Family Ties, about the clash of values of liberal, former-hippie parents and their conservative offspring, arrived after America's cultural consciousness had shifted from Haight-Ashbury to Wall Street, and the show ran for seven seasons. President Ronald Reagan called it his favorite TV program, and Fox, who won three Emmy Awards for his role, parlayed his success into a hit movie career, with popcorn classics likeTeen Wolf and the Back to the Future trilogy. A slide into drinking, carousing and overspending followed.

"By 21, I was earning six figures a week. By 23, I had a Ferrari," he says. "It was nuts. I never stopped to figure that out." In 1986 he met Pollan, a nice girl from Long Island and the sister of The Omnivore's Dilemma author Michael Pollan, when she guest-starred as his girlfriend on Family Ties. They married in 1988. With Tracy's insistence and encouragement, Fox quit drinking in 1992, which prompted a new outlook on his success.
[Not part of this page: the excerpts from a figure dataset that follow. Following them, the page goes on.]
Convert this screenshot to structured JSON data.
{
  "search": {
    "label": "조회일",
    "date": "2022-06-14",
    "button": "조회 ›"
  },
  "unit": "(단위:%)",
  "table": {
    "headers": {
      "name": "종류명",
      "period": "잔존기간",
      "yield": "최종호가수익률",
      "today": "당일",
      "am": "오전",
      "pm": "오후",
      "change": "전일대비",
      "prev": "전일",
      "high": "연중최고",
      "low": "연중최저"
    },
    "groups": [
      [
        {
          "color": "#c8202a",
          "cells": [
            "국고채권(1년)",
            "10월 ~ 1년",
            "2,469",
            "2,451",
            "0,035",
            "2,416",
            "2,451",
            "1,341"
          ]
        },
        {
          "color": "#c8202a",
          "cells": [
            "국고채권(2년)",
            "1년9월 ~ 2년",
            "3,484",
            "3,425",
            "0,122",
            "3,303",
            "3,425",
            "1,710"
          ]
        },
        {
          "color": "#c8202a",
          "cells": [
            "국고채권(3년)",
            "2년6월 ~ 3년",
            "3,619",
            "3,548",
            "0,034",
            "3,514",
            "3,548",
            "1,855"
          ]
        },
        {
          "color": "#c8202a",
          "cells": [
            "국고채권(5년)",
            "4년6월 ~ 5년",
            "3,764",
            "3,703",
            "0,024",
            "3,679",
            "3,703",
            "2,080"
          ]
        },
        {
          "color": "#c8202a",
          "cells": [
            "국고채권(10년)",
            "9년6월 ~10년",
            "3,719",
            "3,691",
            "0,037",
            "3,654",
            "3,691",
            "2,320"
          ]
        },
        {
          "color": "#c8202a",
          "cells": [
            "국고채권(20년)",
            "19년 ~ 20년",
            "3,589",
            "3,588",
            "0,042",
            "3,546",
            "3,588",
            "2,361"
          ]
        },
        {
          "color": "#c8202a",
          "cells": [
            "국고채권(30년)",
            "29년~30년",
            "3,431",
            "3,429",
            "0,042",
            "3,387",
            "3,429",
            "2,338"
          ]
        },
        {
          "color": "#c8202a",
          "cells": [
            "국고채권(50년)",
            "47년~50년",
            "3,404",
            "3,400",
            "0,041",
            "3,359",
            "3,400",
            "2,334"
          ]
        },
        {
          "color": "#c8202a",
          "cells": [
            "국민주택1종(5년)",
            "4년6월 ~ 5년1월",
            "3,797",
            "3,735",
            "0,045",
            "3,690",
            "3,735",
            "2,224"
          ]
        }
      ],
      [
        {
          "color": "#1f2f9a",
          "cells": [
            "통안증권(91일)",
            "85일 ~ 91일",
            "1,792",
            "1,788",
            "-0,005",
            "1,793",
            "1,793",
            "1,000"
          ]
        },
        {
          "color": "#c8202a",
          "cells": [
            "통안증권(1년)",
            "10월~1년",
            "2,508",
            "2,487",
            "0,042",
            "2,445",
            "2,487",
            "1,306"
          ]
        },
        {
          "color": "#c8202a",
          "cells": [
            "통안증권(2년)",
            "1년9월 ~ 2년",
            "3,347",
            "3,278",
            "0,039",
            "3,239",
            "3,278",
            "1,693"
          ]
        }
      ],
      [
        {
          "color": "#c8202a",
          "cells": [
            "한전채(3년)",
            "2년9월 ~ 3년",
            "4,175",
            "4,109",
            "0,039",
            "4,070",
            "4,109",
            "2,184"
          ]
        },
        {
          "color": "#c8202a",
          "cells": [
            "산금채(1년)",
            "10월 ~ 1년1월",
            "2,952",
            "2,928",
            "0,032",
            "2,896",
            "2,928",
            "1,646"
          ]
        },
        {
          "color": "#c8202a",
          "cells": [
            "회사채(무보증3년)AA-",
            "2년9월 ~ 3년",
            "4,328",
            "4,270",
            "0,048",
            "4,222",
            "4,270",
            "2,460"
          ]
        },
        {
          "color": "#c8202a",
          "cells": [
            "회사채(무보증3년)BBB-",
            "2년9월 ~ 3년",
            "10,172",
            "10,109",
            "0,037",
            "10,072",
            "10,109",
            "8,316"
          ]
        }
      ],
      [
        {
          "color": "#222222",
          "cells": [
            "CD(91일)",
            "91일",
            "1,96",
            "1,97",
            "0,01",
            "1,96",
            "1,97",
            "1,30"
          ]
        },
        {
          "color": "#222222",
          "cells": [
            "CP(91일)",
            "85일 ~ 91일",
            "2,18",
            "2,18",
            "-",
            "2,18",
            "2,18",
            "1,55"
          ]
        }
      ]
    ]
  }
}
"You're not just a lottery winner," says Fox. "You have to respect the work you do and the work others do and how you got there."

Back to the future

These days, even with a condition known for making patients fitful, Fox sleeps well and wakes around 8 a.m. He walks his dog, Gus ("or he walks me," Fox concedes, eyeing the gargantuan Great Dane at his feet), then sees the kids off to school.

The actor, who receives treatment available to all Parkinson's patients despite having financial resources others don't, has responded extremely well to medication and has no need for physical therapy — unusual for someone diagnosed so long ago. Even his daily pill intake (a full-time preoccupation for most PD sufferers) is "not that many relative to most people," Fox says. As with so many mysteries with Parkinson's, scientists do not know why some patients react better than others to treatment.

"I'm always aware that there are others who don't feel so good and can't express themselves the way I can," Fox says. "That's no small factor in the way I've been able to deal with this."